Monday, November 8, 2010

The Missing

The Missing is Margaret Peterson Haddix's newest series and I have to say, it's a original idea. In fact, as I was reading volume one, Found, I couldn't predict what was actually going on. When the twist was revealed, I was intrigued.

Jonah was adopted as a baby. He's always known he was adopted and he is not much bothered by this fact. His parents obviously love him and Haddix pokes gentle fun at them for their perhaps overly-earnest desire to be sensitive to Jonah's adoption "issues," should he ever begin to have any. However, things begin to happen that lead Jonah to wonder just what the circumstances surrounding his adoption were. He meets Chip, a new kid in his neighborhood, and then he gets a bizarre letter. It's a simple piece of white paper that says "You are one of the missing."

Jonah dismisses it as a prank, but when Chip gets the same letter, the boys begin to wonder what it means. Jonah thinks it might have something to do with his adoption, but Chip isn't adopted -- is he? Turns out he is, and his parents have kept that fact from him his entire life. Then the boys get another letter: "Beware. They're coming back to get you."

With Jonah's younger sister Katherine, they begin to investigate where they might have come from and discover they're part of a group of 36 kids who were all adopted and who now, mysteriously, have migrated from all over the country to the community where Jonah and Chip live.

I'm going to give some spoilers here, so if you don't want to know the twist on which this whole series rests, stop reading now and go check out Found from your local library.

What is it all about? In a word, time travel. I know -- you didn't see that coming, did you? Me neither. Turns out Jonah and Chip and the other kids were kidnapped out of time in a cosmic baby-smuggling ring. And they were kidnapped because they were important personages in history -- the Princes in the Tower, Virginia Dare, Anastasia Romanoff, Chinese princesses, philosophers...people who would have died too soon but instead were "rescued" to be adopted by prestige-seeking parents in the distant future. In a bungled baby-snatch, the 36 kids were accidentally crash landed in the late 20th century -- a plane-load of babies, mysteriously appearing on a small regional runway.

Unfortunately, their kidnappings have wounded Time and while one faction of time travellers is trying to snatch them back so they can be adopted in the future, another faction is equally determined to return them to their proper times so they can die as they were meant to do. Neither option is very appealing to the kids. If they go forward, they'll be regressed to babies and have to grow up all over again. If they go back, well...they die.
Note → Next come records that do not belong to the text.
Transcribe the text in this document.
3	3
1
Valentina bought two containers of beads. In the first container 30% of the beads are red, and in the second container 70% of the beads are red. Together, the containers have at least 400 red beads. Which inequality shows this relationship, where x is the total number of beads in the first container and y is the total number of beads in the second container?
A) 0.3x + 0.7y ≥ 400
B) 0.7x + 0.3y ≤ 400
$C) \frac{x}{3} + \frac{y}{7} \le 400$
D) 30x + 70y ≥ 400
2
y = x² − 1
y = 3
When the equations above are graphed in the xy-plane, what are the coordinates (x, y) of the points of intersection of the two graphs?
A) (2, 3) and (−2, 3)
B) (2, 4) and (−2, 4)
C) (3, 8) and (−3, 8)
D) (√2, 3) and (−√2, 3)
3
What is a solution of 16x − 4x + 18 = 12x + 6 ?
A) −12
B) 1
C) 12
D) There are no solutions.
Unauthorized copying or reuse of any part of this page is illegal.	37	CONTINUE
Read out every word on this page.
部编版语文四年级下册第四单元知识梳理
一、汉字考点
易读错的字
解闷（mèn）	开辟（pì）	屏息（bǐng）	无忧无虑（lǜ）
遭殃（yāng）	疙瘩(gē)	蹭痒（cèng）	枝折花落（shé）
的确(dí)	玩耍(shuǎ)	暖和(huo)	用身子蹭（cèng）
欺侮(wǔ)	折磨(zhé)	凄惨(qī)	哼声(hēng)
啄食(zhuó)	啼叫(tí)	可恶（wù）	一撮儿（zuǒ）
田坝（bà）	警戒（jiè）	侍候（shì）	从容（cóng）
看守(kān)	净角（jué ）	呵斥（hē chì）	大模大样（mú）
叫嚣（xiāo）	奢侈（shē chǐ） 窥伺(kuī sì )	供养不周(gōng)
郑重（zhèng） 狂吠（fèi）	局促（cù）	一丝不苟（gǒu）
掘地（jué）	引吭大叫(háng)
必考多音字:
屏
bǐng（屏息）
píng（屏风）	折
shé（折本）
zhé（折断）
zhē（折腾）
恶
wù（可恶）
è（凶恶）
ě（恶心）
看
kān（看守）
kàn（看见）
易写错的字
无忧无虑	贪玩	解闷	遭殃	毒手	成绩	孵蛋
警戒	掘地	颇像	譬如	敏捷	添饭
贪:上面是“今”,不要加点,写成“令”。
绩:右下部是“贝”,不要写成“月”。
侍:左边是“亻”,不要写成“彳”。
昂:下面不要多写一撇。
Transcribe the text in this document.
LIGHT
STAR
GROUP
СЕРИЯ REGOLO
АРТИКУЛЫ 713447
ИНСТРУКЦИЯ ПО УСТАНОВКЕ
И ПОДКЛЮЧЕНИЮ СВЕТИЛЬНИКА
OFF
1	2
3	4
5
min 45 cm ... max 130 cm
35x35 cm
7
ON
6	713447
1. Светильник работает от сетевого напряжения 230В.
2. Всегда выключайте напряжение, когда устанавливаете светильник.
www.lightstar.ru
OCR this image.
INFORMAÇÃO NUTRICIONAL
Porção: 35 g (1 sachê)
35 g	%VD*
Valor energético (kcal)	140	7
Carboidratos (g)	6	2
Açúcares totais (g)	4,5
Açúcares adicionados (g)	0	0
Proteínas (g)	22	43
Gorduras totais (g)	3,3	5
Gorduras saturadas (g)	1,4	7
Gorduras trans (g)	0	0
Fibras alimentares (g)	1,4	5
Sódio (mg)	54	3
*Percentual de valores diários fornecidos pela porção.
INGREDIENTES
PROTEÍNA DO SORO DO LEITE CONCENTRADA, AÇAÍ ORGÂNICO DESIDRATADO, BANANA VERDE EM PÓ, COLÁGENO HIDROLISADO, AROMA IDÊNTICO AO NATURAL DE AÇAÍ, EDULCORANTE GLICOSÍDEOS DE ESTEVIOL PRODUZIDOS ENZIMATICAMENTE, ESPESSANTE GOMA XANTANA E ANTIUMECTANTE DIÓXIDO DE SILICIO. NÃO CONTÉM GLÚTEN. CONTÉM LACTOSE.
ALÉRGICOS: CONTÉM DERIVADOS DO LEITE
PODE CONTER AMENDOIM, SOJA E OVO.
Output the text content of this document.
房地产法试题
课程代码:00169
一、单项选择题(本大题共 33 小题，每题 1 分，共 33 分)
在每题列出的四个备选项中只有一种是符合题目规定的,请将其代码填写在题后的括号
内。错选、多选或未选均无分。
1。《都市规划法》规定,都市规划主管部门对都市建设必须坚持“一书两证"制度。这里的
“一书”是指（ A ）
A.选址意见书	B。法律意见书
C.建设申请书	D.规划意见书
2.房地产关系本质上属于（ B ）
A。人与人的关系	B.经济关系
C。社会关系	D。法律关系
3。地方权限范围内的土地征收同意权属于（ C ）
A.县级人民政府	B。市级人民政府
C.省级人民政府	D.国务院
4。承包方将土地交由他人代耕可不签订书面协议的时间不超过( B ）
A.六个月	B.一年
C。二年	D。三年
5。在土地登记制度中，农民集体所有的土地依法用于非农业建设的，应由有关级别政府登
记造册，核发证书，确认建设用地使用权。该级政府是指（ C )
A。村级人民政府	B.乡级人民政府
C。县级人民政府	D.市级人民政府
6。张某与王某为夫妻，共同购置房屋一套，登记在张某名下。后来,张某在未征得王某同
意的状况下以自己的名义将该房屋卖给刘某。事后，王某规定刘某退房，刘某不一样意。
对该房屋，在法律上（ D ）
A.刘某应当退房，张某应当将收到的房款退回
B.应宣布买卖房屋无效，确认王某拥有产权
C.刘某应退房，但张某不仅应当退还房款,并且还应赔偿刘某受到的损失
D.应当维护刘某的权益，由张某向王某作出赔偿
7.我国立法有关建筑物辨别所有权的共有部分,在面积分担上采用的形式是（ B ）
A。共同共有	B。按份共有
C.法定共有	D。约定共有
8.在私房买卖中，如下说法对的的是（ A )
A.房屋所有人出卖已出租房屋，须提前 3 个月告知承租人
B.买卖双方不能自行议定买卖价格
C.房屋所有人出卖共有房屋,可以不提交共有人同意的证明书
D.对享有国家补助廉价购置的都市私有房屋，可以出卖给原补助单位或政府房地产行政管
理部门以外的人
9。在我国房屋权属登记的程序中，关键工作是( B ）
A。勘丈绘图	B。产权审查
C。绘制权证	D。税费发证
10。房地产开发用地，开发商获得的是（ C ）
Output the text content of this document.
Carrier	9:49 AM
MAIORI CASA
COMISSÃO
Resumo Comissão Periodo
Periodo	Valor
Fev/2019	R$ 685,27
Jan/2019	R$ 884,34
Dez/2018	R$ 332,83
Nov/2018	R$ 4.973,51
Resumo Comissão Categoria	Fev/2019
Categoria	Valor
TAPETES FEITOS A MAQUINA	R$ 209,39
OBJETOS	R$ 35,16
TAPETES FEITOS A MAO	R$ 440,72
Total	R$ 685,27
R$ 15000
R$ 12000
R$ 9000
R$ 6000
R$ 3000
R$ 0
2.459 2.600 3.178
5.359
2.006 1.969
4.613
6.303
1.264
Eventually, the faction trying to restore Time to its proper path wins and Chip is sent back to 15th century England with another boy, Alex, to fulfill their destiny as the Princes in the Tower. But Jonah and Katherine manage to hitch a ride with Chip and are also catapulted back to the 1400s. They are reluctantly given the chance to "put things right" in a way that heals Time and spares their friends. And that is the subject of the second book, Sent.

Haddix has laid the groundwork for a very ambitious series here -- at lot of books, if she truly plans to cover each child on the plane (one child doesn't show up for the big adoption reunion and Jonah's sister, Katherine, who is not adopted, takes her place; Alex and Chip are handled in one book, but still, there are a lot of kids to cover). That ought to be enough to keep her busy for a while. The books are well written and do a nice job of combining the time-travel elements with actual history. These are books that do a lot to illuminate events and people from the past, so they get my vote just for that.

I don't know what adopted kids will make of this series. Certainly there's a kind of wish fulfillment here, finding out that your birth parents were royalty or famous or whatever -- like everyone wanting to believe they were Napoleon or Lady Godiva or Cleopatra in a former life instead of Joe the Pig Farmer. It might pass completely below the radar for adopted kids, or it might open some doors to talk about birth parents and what you actually know about them. Jonah and Chip present different adoption experiences, with Jonah's all very open and above-board and Chip's hidden as though it were completely immaterial, or even embarassing. Chip also feels "out of place," which is put down to his being literally "out of time," but his feelings may provoke a response in some adopted kids (and bio kids as well; feeling out of place can just be a teenage condition, too). I think parents of adopted kids should read this first so they know what kinds of ideas or questions or issues might be raised by the story.